Two distinct forms of Sunni Islamism exist in the Arab Middle East, each with a separate history and world view. In reality these forms of Islamism are not even the same type of movement. One is a theological movement with its origins in pre-modern Arabia. The other is a modern political ideology with roots in the cosmopolitan cities of 20th century Egypt. Although some overlap exists between these movements (just as there are in any two ideologies), they remain distinct. The first movement is Wahhabism and follows the theological teachings of the 18th century reformer, Muhammad ibn abd al-Wahhab. The second movement is the Muslim Brotherhood, a political organization that emerged in 20th century Egypt. Each of these movements originated in largely unrelated ways. Their historic missions have been completely different, as are their goals and means for achieving them. One of the primary aims of this monograph is to disentangle the positions of these two groups so that policymakers can better understand the strategic balance and potential threats in the Middle East. Such differentiation is important because scholars and policymakers have often confused Wahhabism and the Muslim Brotherhood. For some, “Islamism” is viewed as a monolithic movement with the only variation being the level of extremism or moderation that an individual or organization professes. In fact, terms such as “extremist” and “moderate” are completely inadequate in distinguishing between Islamists.

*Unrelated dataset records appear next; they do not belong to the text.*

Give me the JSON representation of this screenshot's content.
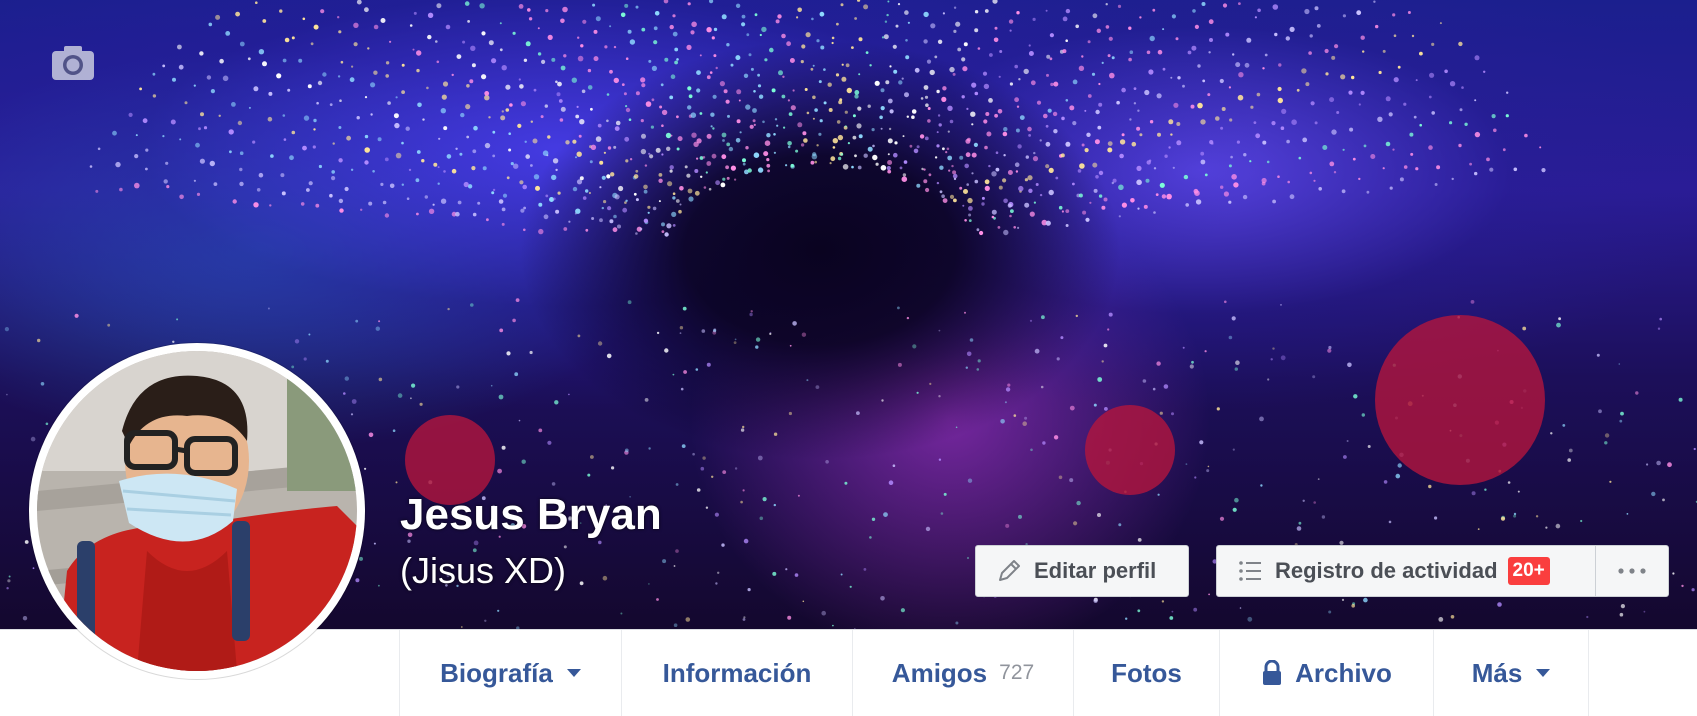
{
  "profile": {
    "name": "Jesus Bryan",
    "alternate_name": "(Jisus XD)"
  },
  "cover": {
    "camera_icon": "camera-icon"
  },
  "actions": {
    "edit_profile": {
      "icon": "pencil-icon",
      "label": "Editar perfil"
    },
    "activity_log": {
      "icon": "list-icon",
      "label": "Registro de actividad",
      "badge": "20+"
    },
    "more": {
      "icon": "more-dots-icon",
      "label": "···"
    }
  },
  "nav": {
    "tabs": [
      {
        "label": "Biografía",
        "has_caret": true
      },
      {
        "label": "Información"
      },
      {
        "label": "Amigos",
        "count": "727"
      },
      {
        "label": "Fotos"
      },
      {
        "label": "Archivo",
        "icon": "lock-icon"
      },
      {
        "label": "Más",
        "has_caret": true
      }
    ]
  },
  "colors": {
    "nav_link": "#365899",
    "badge": "#fa3e3e",
    "button_bg": "#f5f6f7",
    "count_gray": "#90949c"
  }
}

Sunni Islamism has eluded correct understanding for a number of reasons. Often Wahhabists are not formally organized and thus very difficult to study. Some scholars have completely overlooked them. In Jordan for instance, many researchers consider Islamism synonymous with the Muslim Brotherhood, despite the fact that Wahhabists make up an increasing number of Islamists in Jordan and consider their ideology to be diametrically opposed to the Muslim Brotherhood. In other instances, westerners simply fail to distinguish between differing groups of Muslims.
 See: Quintan Wiktorowicz, “The Salafi Movement in Jordan,” International Journal of Middle East Studies, vol. 32, no. 2 (May 2000).